Protein levels of PER1, PER2, CLOCK, BMAL1, and p‐GSK3β in U251‐FPN1 and U251‐TfR1 cells. (A) Western blot analysis results for PER1, PER2 in U251 cells, U251 cells with empty vector (U251‐EV), and U251 cells overexpressing FPN1 (U251‐FPN1). (C) Representative western blot analysis of CLOCK and BMAL1 in these three groups. (E) Levels of phosphorylated GSK3β and GSK‐3α/β in the U251‐EV and U251‐FPN1 groups. (B, D, F) Statistical analysis of the expression of the indicated proteins compared to the U251 or U251‐EV group after normalizing to the respective β‐ACTIN expression. The data are presented as the mean ± SEM, n = 3. (G, I) Representative western blot analysis results for PER1, PER2, BMAL1, and CLOCK in U251, U251‐EV, and U251 cells overexpressing TfR1 (U251‐TfR1). (K) Levels of phosphorylated GSK3β in the indicated groups. (H, J, L) Statistical analysis for the indicated proteins compared to the U251 or U251‐EV group after normalizing to the respective β‐ACTIN expression. The data are presented as the mean ± SEM, n = 3. Statistical analysis was performed using a two‐tailed Student's t‐test; *p < 0.05, **p < 0.01, “ns” refers to no significance.

FIGURE 6

Expression levels of CLOCK protein in U251‐FPN1 and U251‐TfR1 cells with modified Per1 expression. (A) Representative western blot analysis results of PER1 and CLOCK in U251‐FPN1 cells overexpressing PER1. (B) Quantification of the experiment presented in panel A. The data are presented as the mean ± SEM after normalizing to the respective β‐ACTIN expression, n = 3. (C) Western blot analysis results of PER1 and CLOCK proteins in U251‐TfR1 cells with inhibited expression of PER1 using Per1‐shRNAs. (D, E) Quantified results of PER1 and CLOCK expression from the experiment shown in panel C. The data are presented as the mean ± SEM after normalizing to the respective β‐ACTIN expression. n = 3, *p < 0.05, “ns” refers to no significance.

FIGURE 7

Schematic representation of the proposed molecular mechanism of diverse brain iron levels in circadian clock regulation.
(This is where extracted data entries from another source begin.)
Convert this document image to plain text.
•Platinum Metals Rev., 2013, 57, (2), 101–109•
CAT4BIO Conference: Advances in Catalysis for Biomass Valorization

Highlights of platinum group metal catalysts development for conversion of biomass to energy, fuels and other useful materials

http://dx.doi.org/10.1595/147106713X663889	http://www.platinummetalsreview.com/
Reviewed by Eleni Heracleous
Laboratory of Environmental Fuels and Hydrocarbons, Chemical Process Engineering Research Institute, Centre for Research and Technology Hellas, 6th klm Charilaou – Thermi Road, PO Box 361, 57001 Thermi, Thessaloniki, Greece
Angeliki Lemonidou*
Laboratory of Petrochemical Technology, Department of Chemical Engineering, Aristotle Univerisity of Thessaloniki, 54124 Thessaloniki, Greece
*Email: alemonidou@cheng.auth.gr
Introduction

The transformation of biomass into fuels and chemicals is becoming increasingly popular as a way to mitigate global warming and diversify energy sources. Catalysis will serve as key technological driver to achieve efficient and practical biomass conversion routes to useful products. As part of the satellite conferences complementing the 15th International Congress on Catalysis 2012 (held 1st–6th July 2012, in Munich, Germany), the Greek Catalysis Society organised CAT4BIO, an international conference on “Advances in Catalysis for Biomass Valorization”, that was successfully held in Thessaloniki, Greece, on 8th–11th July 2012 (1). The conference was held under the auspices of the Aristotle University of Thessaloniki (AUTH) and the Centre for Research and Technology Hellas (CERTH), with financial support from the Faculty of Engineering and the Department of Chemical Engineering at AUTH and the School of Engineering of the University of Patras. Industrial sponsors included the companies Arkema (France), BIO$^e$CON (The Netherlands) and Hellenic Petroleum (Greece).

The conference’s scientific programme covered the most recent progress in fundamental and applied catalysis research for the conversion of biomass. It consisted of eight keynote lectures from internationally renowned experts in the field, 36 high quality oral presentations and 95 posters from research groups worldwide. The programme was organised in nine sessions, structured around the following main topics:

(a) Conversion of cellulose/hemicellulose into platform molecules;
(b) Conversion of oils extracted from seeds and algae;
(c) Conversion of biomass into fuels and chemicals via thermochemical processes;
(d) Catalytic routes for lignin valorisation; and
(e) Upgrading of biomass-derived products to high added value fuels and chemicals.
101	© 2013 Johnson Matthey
Decreased brain iron levels can inhibit the expression of Per1, which further inhibits TTFL regulation, resulting in elevated Clock protein and an enhancement of the behavioral rhythm. On the contrary, accumulated iron can induce increased Per1 level, therefore strengthening TTFL regulation, finally inhibiting rhythmic activity.